-
-
Notifications
You must be signed in to change notification settings - Fork 334
Description
Consider for example:
K: C
^c c
This will produce a C# then another C#. If you are a human writing abc notation by hand to transcribe a written piece of music, this is very intuitive. If you are a computer generating abc notation, this is very problematic because the program has to check whether any previous note in that bar had an accidental at the same octave and understand key signatures, then determine whether the note should be natural or bare.
This makes the process of generating abc notation difficult to get right, because it is dependent on not only the key but the rhythm and time signature too: if a note moves across a barline it may need an accidental or lose one, so you have to figure out where the barlines are before you decide what note it is. It's easy to get it wrong and introduce bugs.
This makes using abc notation for generated notation really uncomfortable, because it's hard to prove that your code always generates the right notes, whereas this class of bugs doesn't exist in Lilypond.

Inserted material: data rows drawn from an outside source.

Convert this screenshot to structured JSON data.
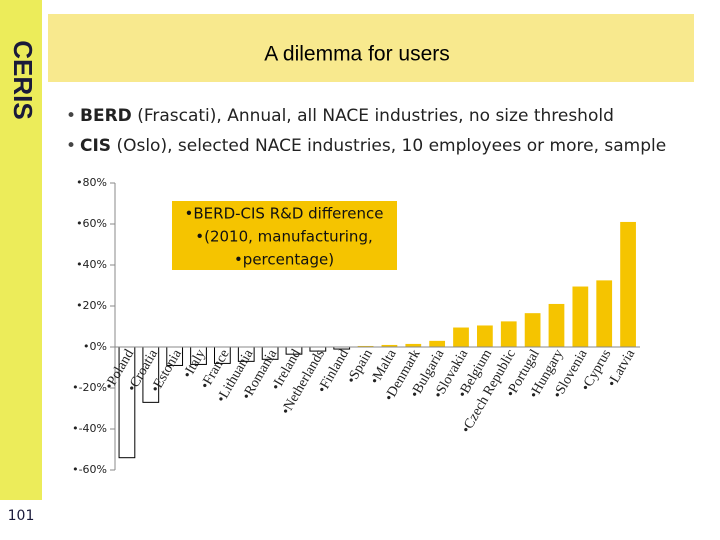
{
  "logo": "CERIS",
  "slide_number": "101",
  "title": "A dilemma for users",
  "bullets": [
    {
      "bold": "BERD",
      "text": "(Frascati), Annual, all NACE industries, no size threshold"
    },
    {
      "bold": "CIS",
      "text": "(Oslo), selected NACE industries, 10 employees or more, sample"
    }
  ],
  "chart_data": {
    "type": "bar",
    "annotation": [
      "•BERD-CIS R&D difference",
      "•(2010, manufacturing,",
      "•percentage)"
    ],
    "categories": [
      "•Poland",
      "•Croatia",
      "•Estonia",
      "•Italy",
      "•France",
      "•Lithuania",
      "•Romania",
      "•Ireland",
      "•Netherlands",
      "•Finland",
      "•Spain",
      "•Malta",
      "•Denmark",
      "•Bulgaria",
      "•Slovakia",
      "•Belgium",
      "•Czech Republic",
      "•Portugal",
      "•Hungary",
      "•Slovenia",
      "•Cyprus",
      "•Latvia"
    ],
    "values": [
      -54,
      -27,
      -9,
      -8.5,
      -8,
      -7,
      -6,
      -3.5,
      -2,
      -1,
      0.5,
      1,
      1.5,
      3,
      9.5,
      10.5,
      12.5,
      16.5,
      21,
      29.5,
      32.5,
      61
    ],
    "color": "#f5c400",
    "negative_color": "#ffffff",
    "ylim": [
      -60,
      80
    ],
    "yticks": [
      {
        "value": 80,
        "label": "•80%"
      },
      {
        "value": 60,
        "label": "•60%"
      },
      {
        "value": 40,
        "label": "•40%"
      },
      {
        "value": 20,
        "label": "•20%"
      },
      {
        "value": 0,
        "label": "•0%"
      },
      {
        "value": -20,
        "label": "•-20%"
      },
      {
        "value": -40,
        "label": "•-40%"
      },
      {
        "value": -60,
        "label": "•-60%"
      }
    ],
    "grid": false
  }
}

Lilypond's solution is more convenient: you write absolute pitches, so c
always means C natural, cs
always means C sharp, etc, and the renderer automatically determines whether a note needs a natural, sharp, flat accidental or not as necessary, taking into account barlines, key signatures/modulations and ties. Moving the complexity of accidentals to the renderer means that it can be solved once correctly rather than many times badly.
It would be helpful to have an option where pitches are treated as absolute, so that ^c c
would be automatically converted to ^c =c
in K: C
, or c =c
in K: C#
etc. In other words, elide sharps and flats where they are implied and insert naturals, sharps and flats where they are necessary.
This is different from #941 because %%propagate-accidentials
wouldn't actually solve the problem AFAIU.